When my eldest daughter began kindergarten five years ago at our excellent school in downtown Toronto, fundraising demands were a constant onslaught. There were pizza days, magazine and cookie dough sales, bake sales, a dance-a-thon and a silent auction. There were fundraisers to fund the fundraisers. School fundraising became my favourite thing to rail against—for putting demands on families and for undermining the principles of public education—but when I finally got around to joining our school’s parent council, I realized that matters were much more complicated than they seemed.
What had seemed to me like a barrage of fundraising requests was actually a series of initiatives carefully selected to fund (on a shoestring) many specific programs. Scrap the magazine sale and say goodbye to new classroom literacy materials. The dance-a-thon came about one year when the board had no funding for new computers. This year, an enterprising parent organized the sale of school-branded hoodies to finance the replacement of decades-old gym mats. These campaigns—and the parent volunteers who run them—are filling a massive gap in education funding, and teachers and students have come to count on them. (These campaigns—and the parent volunteers who run them—are also part of the reason why I consider our school “excellent.”)
Kid volunteers: Raising children who give backMany parents are unabashed in viewing fundraising as a simple solution to the decades-long problem of underfunded education in the province and even lament restrictions on what these funds are permitted to pay for. (Ontario’s Ministry of Education doesn’t allow for them to be used for infrastructure, such as replacing windows and installing new heating systems.)
But others think fundraising furthers inequities among students and communities. According to People for Education, the top five percent of fundraising secondary schools in Ontario raise as much as the bottom 83 percent combined. Their recent report on fundraising and fees in Ontario schools shows that a “competency gap” between students from high and low socio-economic backgrounds is only by a lack of resources at schools whose higher rates of poverty limit the possibilities of in-school fundraising. These parents are also concerned that every time families step up to supplement public education, it sends a message to the provincial government that they don’t have to cover these costs.
“Publicly funded education should cover all costs necessary to address anything that arises,” explains Tiffany Ford, a school trustee for York West on the Toronto District School Board (TDSB). “But, in reality, it has been 20 years since the amalgamation of the Toronto school boards and, still, inadequate funding by the province persists.”
Part of the problem, according to a March 2018 study by the Canadian Centre for Policy Alternatives, is the formula created by Ontario’s PC government in 1997 to fund education the same way across the province. Previously, school boards had access to funds from their municipal tax base. The former model gave the TDSB an advantage, but the school board became worse off after 1997, with the problem of underfunding intensified by the higher costs of infrastructure in an urban centre.

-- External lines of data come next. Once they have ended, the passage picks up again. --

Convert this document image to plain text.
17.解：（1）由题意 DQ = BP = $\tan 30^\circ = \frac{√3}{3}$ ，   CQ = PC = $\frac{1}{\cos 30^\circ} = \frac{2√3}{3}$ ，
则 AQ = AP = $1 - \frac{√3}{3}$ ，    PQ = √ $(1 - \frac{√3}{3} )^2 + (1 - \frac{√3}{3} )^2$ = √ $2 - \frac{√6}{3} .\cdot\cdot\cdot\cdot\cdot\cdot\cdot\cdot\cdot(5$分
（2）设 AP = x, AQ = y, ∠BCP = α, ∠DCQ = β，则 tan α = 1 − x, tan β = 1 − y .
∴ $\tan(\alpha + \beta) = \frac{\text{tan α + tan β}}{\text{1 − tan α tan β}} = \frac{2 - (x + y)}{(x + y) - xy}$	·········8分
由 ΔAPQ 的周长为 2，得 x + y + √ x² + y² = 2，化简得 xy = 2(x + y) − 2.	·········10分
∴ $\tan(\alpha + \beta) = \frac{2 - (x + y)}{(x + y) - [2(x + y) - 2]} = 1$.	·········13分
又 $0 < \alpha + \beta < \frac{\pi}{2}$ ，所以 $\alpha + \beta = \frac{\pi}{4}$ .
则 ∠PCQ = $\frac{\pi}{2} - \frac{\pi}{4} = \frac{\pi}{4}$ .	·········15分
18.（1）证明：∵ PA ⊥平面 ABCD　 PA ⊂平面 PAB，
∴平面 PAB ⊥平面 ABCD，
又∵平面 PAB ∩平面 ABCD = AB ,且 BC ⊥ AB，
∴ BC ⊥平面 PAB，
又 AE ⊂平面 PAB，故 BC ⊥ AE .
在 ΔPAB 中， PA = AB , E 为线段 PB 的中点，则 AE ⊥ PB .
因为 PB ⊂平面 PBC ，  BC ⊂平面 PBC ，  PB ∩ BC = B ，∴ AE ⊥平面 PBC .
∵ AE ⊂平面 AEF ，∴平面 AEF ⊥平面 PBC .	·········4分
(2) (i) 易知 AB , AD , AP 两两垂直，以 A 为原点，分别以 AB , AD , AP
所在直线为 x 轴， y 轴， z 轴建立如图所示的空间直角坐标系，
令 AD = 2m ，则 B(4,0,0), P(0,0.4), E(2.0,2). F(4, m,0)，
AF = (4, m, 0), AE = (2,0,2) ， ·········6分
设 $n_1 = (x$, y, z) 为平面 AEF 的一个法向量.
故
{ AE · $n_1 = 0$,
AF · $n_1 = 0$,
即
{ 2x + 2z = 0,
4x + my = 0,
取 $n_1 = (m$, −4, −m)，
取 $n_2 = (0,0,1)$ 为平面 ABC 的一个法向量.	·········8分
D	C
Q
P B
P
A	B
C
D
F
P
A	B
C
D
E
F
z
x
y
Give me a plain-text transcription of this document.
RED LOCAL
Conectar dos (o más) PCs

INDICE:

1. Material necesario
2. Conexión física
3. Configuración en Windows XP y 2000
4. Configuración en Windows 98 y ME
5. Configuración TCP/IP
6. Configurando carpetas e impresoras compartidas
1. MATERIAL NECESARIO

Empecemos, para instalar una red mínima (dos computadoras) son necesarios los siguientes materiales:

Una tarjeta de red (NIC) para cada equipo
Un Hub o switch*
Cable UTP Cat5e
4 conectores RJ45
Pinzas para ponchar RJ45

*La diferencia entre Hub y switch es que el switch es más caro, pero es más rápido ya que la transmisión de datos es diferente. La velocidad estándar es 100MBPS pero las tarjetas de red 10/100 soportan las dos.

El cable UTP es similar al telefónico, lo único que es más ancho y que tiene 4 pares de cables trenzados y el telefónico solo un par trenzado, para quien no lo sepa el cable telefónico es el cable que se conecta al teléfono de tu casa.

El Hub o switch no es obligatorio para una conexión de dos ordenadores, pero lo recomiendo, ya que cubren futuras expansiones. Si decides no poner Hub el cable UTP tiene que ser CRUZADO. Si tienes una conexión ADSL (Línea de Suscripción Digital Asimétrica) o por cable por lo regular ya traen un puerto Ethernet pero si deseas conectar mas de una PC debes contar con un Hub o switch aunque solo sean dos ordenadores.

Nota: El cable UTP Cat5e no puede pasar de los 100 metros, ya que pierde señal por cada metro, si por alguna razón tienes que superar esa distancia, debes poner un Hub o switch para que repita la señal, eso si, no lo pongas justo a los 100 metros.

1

And it’s not just Toronto; schools across the province are also struggling.
Karen Green has spent nearly a decade on parent councils and in school politics, both in Toronto and Chatham, Ontario, where she has tried to keep two priorities in mind. “First of all, what are we fundraising for? Let’s aim for something that will improve the school days of as many children as possible. Secondly, let’s try to make our fundraising a community engagement event.” These are events like pasta dinners and rummage sales that actually get the community into the school, which is hugely important in tearing down walls that keep parents from being engaged.
But school fundraising isn’t the only way for parents to engage or the only solution to the problems of underfunding. “As parents, we ought to do anything we can do to improve the learning environments for our children,” says Krista Wylie, a Toronto parent and co-founder of the grassroots advocacy group Fix Our Schools. “I don’t judge parents raising money at the school level for things like playgrounds and arts enrichment programs.” However, Wylie hopes these parents and parent councils also leave some room for political engagement, especially since, she emphasizes, it doesn’t take much to shift the conversation.
Fix Our Schools was born before the 2014 Ontario provincial election, when a group of parents around Wylie’s dining room table pledged to engage political canvassers about school disrepair. As a result, school disrepair was mentioned in one candidate’s subsequent mail-out.
Since then, all three provincial parties have recognized the issue. In June 2016, the government pledged to invest $1.4 billion every year to reduce a $15 billion backlog in school repairs across the province. “Now that’s too little too late,” Wylie points out. “We still need to do more.”
Leading up to the provincial election this June, Fix Our Schools will be running campaigns that engage MPPs and candidates to pledge adequate funding for school maintenance. “We want parents to be asking at the door when anybody comes canvassing,” says Wylie. “The more that social media is engaged and peer groups are vocal, the better.”
Green also suggests that parents be open to expressing their concerns. “I think you need to advocate change at the level where change can happen,” says Green. “Attend parent council meetings or at least speak to a parent council member.”
Advocating for our own children is an opportunity to advocate for everyone. “I would encourage parents to speak up and advocate for all communities, especially those who are consistently neglected,” says Ford.
And so, this spring, as I administer our school’s artwork campaign to raise money for classroom supplies, I’ll also be calling on my MPP candidates via social media to take the Fix Our Schools pledge. “Real equity and fairness for all students in our system is when all students have access to the same resources,” explains Ford.